An LLP has a separate legal identity and can own property, enter into contracts, sue or be sued in its own name. Most importantly, the partners of the LLP will not be held personally responsible for any business debts incurred by the LLP for any laxity or mistakes made by another partner, and is only responsible for his own omissions.
Any changes in the LLP (e.g. resignation or death of partners) do not affect its existence, rights or liabilities, and compliance requirements are also simpler than a private limited company.
However, LLPs lack the ease of ownership transfer and investment that a company structure provides. It also does not gain from corporate tax benefits.

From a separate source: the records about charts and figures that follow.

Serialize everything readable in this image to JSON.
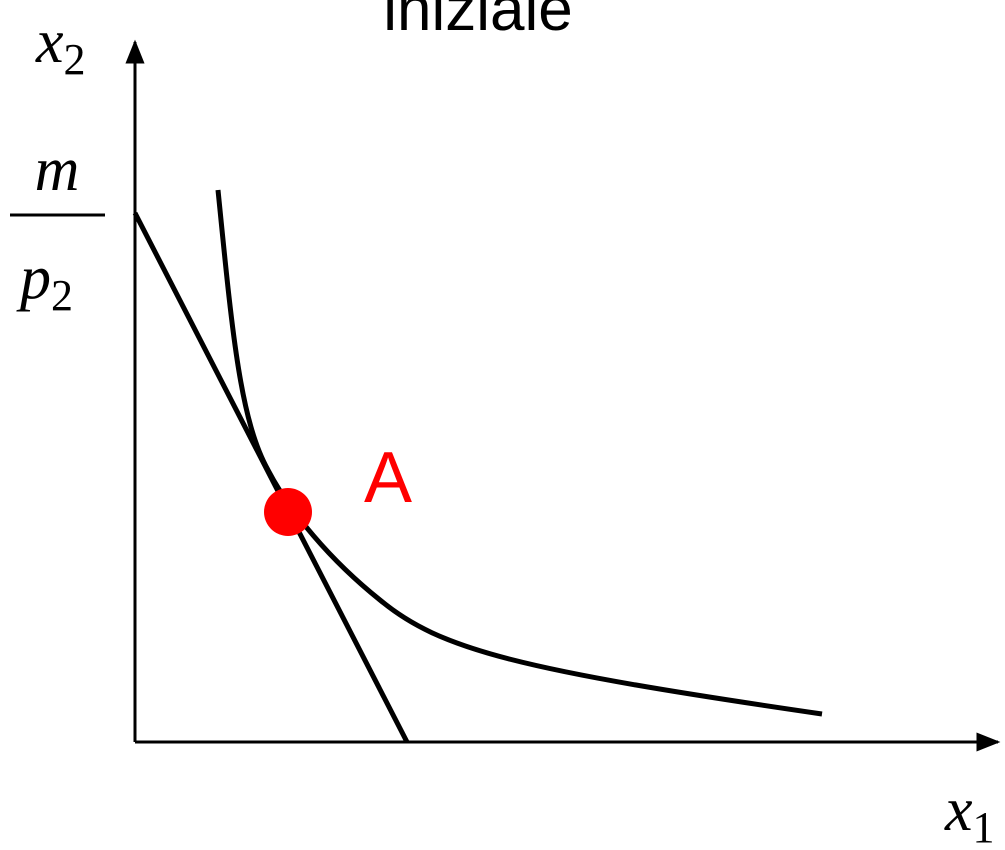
{
  "title": "iniziale",
  "axes": {
    "y_label": {
      "base": "x",
      "sub": "2"
    },
    "x_label": {
      "base": "x",
      "sub": "1"
    }
  },
  "intercept": {
    "numerator": "m",
    "denominator": {
      "base": "p",
      "sub": "2"
    }
  },
  "point": {
    "label": "A"
  }
}
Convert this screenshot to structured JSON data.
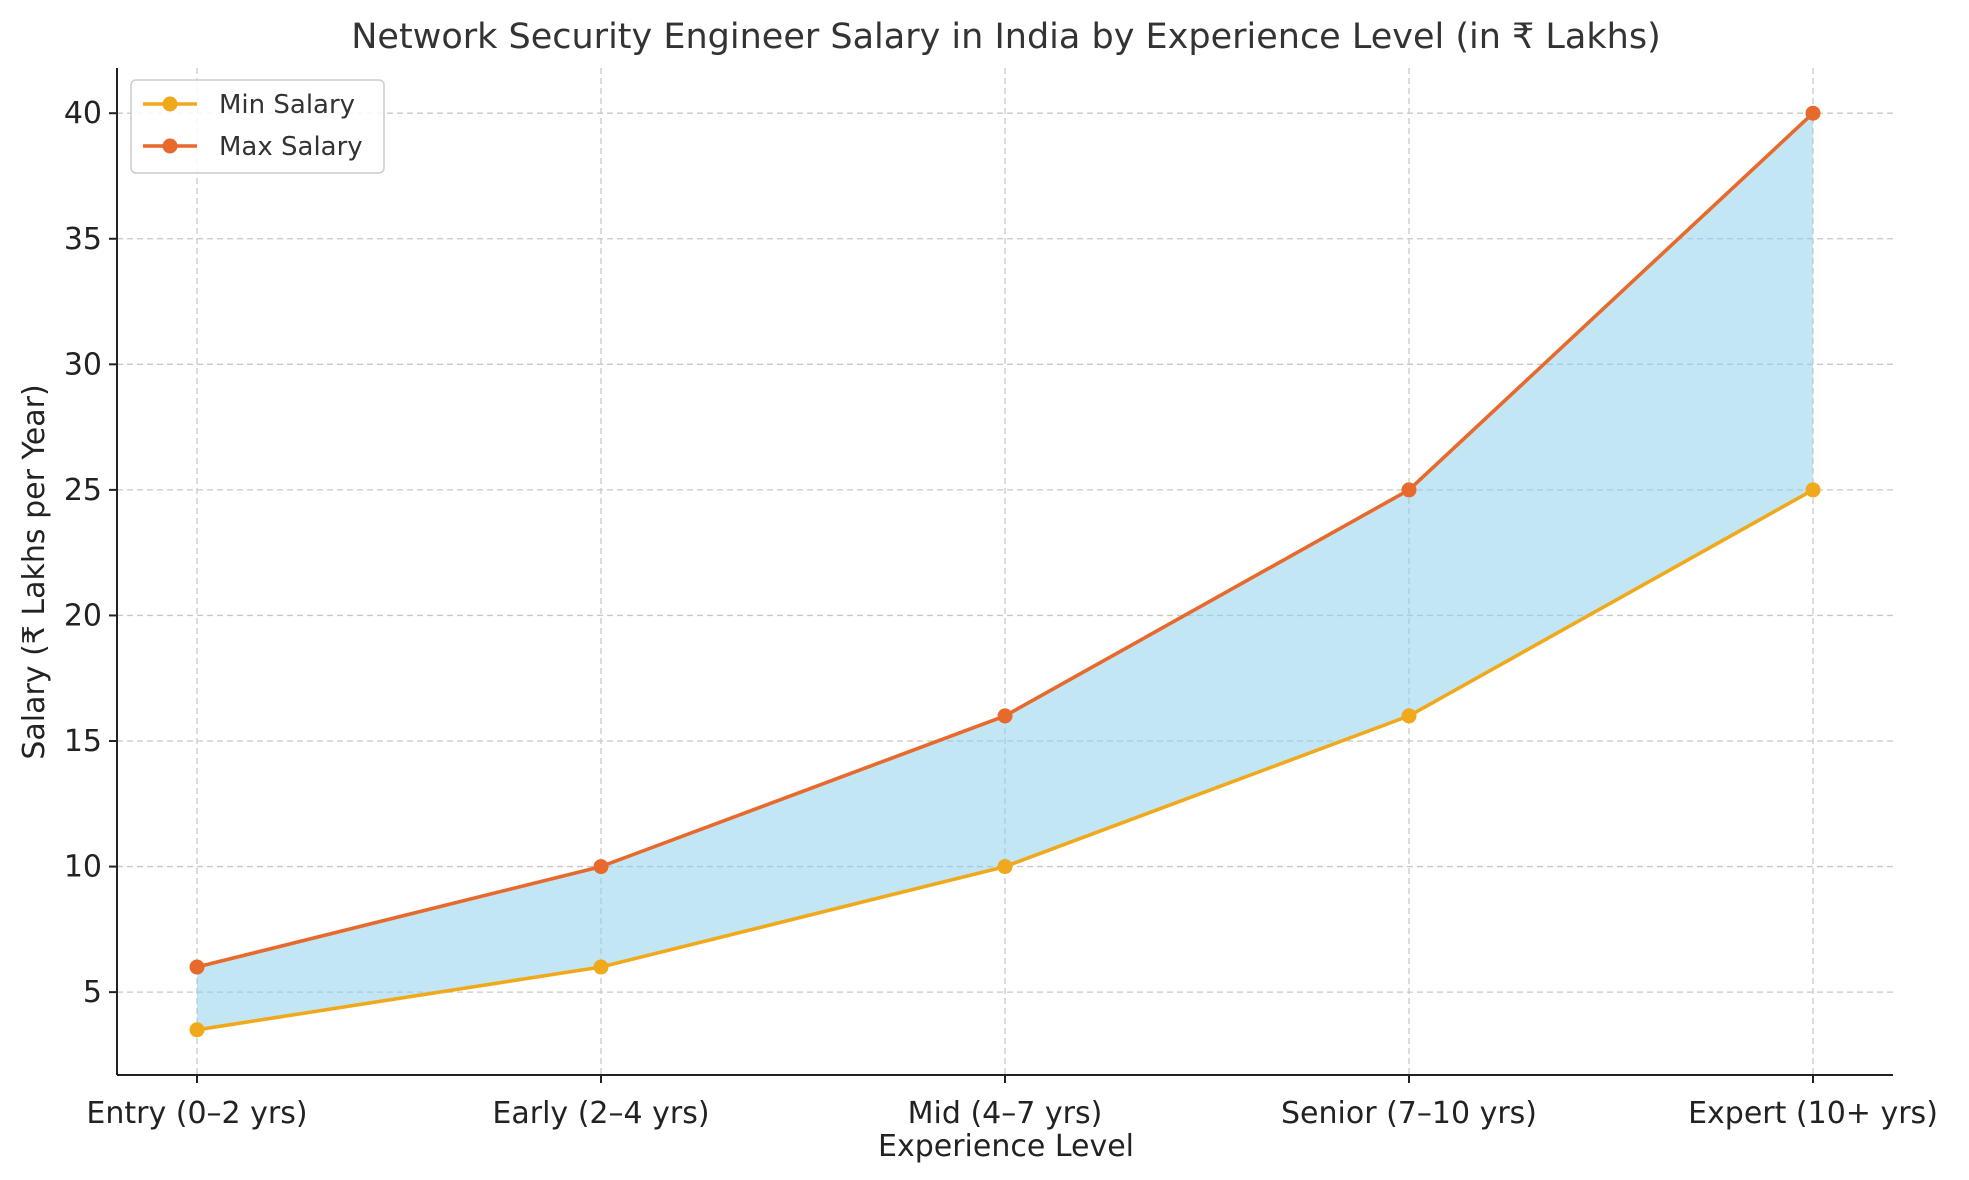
{
  "chart_data": {
    "type": "line",
    "title": "Network Security Engineer Salary in India by Experience Level (in ₹ Lakhs)",
    "xlabel": "Experience Level",
    "ylabel": "Salary (₹ Lakhs per Year)",
    "categories": [
      "Entry (0–2 yrs)",
      "Early (2–4 yrs)",
      "Mid (4–7 yrs)",
      "Senior (7–10 yrs)",
      "Expert (10+ yrs)"
    ],
    "series": [
      {
        "name": "Min Salary",
        "values": [
          3.5,
          6,
          10,
          16,
          25
        ],
        "color": "#f0a91b"
      },
      {
        "name": "Max Salary",
        "values": [
          6,
          10,
          16,
          25,
          40
        ],
        "color": "#e8692c"
      }
    ],
    "fill_between": {
      "color": "#87ceeb",
      "opacity": 0.5
    },
    "yticks": [
      5,
      10,
      15,
      20,
      25,
      30,
      35,
      40
    ],
    "ylim": [
      1.7,
      41.8
    ],
    "grid": true,
    "legend": "top-left"
  }
}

An LLP is primarily suited to the needs of service professionals (accountants, law firms, architects, etc.) who desire to set up a joint practice in a common field. The owners must get into very detailed agreements about how the profits and management responsibilities are to be shared.

Choosing the Right Legal Form

To put things in a nutshell, both sole proprietorship and an LLP are suited only to certain types of businesses.
Sole proprietorship is feasible only for Singapore nationals who want to register a small business and the nature of their products/service do not have liability issues.
On the other hand, an LLP is suitable if you are in a service-related business which involves selling your services by way of the profession you hold like an accountant, lawyer, architect, etc. and you have one or more additional partners in a similar profession with whom you would like to partner your business with.
For all other cases, incorporating a private limited company in Singapore would be the best choice.